Businesses approve of the plans to boost quality of recycled materials.
A recent article published on Business Green discussed why businesses are welcoming the government’s plans to boost the quality of recycled materials and in addition the government’s predictions that this new rule could boost the economy by £31m annually.
A consultation was announced today by, Resources Management Minister Lord de Mauley, the consultation outlined that the plans would require larger Material Recovery Facilities (MRFs) to measure the quality of materials processed, these materials include paper, metals and glass, as well as what they can produce.
The results of these measurements will be made available from the Environment Agency to businesses buying recycling materials, it will as be made available to councils which supply the materials.
MRFs voluntarily measure the quality of their materials however; if this proposed code is applied it would ensure that all facilities processing more than 1,000 tonnes of dry recyclate per year have tests carried out routinely.
Lord de Mauley said:
“The recycling industry contributes around £3bn to our economy, having sufficient quantity of recyclable material is of course important for the markets.”
He went onto say:
“The quality of that material is equally important but often overlooked.

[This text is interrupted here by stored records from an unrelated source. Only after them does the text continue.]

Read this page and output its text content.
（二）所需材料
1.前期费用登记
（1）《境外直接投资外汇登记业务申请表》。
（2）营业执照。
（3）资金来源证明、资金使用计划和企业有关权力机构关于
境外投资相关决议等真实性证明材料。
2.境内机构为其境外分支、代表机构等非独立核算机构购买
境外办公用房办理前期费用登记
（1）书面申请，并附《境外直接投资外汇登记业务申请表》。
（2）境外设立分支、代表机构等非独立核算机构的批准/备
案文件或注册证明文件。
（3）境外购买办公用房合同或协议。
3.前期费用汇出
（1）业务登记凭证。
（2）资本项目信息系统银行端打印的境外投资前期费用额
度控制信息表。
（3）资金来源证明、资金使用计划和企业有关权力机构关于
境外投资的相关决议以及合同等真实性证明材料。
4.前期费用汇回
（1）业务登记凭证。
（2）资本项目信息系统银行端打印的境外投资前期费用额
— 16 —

I want that to change. While some MRFs already provide quality material I want to see this happening more consistently across the industry.”
An impact assessment of the plan suggests the move could result in a net benefit of £30.9m to society, with scenarios ranging from £13.1m to £51.5m.
Initial costs for businesses have been estimated around £0.8m, with £12.1m being the annual cost, however, benefits to business from higher material revenue and lower landfill costs was estimated around £34.6m, whilst £9m of benefits could be delivered through reducing greenhouse gas emissions.
Matthew Farrow, Director of policy at the Environmental Services Association (ESA) trade body welcomed the plans. He said that the proposed code of practice was based on a blueprint originally produced by the ESA.
“MRFs are a vital part of the recycling supply chain and there are many excellent ones which consistently produce high quality material which meets their customers’ needs,” he said.
“However, not all MRFs are up to scratch and that is why we have consistently lobbied Defra to make the code a compulsory, rather than a voluntary, scheme for all MRFs.
“In proposing just such an approach, Ministers have wisely shown that the deregulatory priorities of the government are not appropriate in every situation and that this is a sector where proportionate regulation can boost investment and green growth.”